In conclusion, we return to the metaphor from physics given in the introduction. The analysis of the atom emission spectra and the Planck formula for wavelength distribution revolutionized the understanding of atomic properties, leading to the formulation of the laws of the quantum world—quantum mechanics. The distribution law of the lengths of utterances (sentences) “emitted” by the brain, corresponding to the Weibull distribution, is also able to stimulate the development of brain sciences. One of the possible directions related to brain biophysics may be the study of the energetic basis of the origin and development of thought and language.
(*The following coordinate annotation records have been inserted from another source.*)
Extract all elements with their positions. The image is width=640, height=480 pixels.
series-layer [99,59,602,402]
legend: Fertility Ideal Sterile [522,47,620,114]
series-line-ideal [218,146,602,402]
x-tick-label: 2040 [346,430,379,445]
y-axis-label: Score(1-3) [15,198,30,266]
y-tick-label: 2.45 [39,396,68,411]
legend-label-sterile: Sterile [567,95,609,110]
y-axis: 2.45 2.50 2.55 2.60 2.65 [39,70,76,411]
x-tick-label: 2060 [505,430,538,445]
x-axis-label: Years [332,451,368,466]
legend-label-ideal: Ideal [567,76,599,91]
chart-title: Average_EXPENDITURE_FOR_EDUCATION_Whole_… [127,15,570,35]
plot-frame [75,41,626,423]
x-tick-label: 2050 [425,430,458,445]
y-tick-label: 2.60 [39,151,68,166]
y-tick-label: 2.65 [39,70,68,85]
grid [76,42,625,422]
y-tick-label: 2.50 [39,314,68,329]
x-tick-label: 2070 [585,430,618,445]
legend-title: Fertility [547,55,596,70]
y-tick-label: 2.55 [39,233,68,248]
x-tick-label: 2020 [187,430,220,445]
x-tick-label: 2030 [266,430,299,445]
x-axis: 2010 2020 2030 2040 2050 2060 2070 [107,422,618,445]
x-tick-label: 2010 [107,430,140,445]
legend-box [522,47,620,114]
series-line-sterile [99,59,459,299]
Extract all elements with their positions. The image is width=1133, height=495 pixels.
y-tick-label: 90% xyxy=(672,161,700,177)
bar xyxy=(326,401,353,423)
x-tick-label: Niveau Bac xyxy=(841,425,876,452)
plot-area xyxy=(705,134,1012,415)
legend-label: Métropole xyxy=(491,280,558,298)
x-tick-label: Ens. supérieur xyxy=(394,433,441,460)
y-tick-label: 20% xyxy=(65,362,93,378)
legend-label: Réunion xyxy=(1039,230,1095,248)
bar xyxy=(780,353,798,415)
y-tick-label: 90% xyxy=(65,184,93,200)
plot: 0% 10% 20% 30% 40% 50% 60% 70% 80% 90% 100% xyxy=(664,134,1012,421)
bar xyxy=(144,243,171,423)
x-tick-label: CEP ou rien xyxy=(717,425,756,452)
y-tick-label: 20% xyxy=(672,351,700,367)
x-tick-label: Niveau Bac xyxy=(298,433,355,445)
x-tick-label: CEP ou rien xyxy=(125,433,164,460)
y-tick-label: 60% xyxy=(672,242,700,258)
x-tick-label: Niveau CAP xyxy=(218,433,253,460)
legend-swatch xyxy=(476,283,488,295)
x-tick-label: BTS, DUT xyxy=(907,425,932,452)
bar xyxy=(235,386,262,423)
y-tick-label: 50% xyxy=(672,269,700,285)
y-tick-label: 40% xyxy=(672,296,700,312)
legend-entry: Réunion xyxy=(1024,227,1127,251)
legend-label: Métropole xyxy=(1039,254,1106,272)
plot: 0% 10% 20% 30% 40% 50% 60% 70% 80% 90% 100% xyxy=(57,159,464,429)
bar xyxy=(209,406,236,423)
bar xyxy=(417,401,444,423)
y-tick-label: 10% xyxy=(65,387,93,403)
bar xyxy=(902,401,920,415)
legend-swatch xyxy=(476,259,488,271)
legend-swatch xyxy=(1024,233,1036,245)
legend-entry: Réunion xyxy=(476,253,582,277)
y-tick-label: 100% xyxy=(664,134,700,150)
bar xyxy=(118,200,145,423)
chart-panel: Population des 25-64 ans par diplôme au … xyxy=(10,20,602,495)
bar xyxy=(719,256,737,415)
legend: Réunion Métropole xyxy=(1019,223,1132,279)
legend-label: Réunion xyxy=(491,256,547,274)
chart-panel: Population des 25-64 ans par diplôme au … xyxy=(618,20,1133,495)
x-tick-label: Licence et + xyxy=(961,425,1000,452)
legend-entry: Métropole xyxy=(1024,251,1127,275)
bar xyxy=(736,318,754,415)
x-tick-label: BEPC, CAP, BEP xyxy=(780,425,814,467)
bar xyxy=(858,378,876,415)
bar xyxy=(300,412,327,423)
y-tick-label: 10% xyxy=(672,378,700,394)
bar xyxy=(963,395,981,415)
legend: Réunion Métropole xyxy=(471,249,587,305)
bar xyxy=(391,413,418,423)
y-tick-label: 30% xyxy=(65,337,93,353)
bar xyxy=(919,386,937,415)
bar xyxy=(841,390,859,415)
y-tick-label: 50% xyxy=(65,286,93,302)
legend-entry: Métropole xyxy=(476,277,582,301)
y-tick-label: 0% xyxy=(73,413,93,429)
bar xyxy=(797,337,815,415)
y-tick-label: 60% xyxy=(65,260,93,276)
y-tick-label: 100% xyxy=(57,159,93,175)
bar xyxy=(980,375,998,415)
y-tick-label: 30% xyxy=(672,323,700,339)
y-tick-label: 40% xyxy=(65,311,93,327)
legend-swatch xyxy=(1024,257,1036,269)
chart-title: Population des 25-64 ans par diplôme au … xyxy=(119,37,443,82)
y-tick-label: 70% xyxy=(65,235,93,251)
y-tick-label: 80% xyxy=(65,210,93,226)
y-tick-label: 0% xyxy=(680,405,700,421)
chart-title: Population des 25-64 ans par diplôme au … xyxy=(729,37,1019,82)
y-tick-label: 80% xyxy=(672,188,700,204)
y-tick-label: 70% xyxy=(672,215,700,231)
There are a number of works in this direction, in particular [
4,
6,
47,
48,
49,
50,
51,
52,
53]. Considering thought as a complex non-equilibrium process, it can be concluded that its development matches the well-known principle of maximum entropy production. According to this principle, causes (stimuli) generate such responses that maximize the thermodynamic entropy production [
47,
54,
55]. One of these responses in the course of the evolution of human thinking was the origin of the language. This revolutionary bifurcation process led to an abrupt increase in energy consumption and, as a result, an increase in the entropy production in a nonequilibrium system, i.e., in neural networks of humans who have become users of language. Naturally, a spontaneously emerged structure (network) could not be optimal at inception: only a certain basic structure (framework) of language was formed, which had some imperfections. Subsequently, being already at the high level of energy consumption and entropy production achieved after bifurcation, the nonequilibrium system began to evolve for a rather long time, trying to minimize energy consumption [
54,
55]. This minimization will no longer return the system to its previous, pre-bifurcation values of entropy production; however, due to the optimization of the neural network processes responsible for language, a small decrease is possible. According to nonequilibrium thermodynamics, this optimization process is already progressing in accordance with the Prigogine minimum production principle [
47,
54,
55]. Its linguistic analogue can be considered the principle of least effort (least effort assumes less energy spent on communication, and, consequently, less energy dissipation). The information on the “simplification” of language—a decrease in its entropy, discovered in this work, can be considered a confirmation that language is currently going through a second (minimizing) stage of development.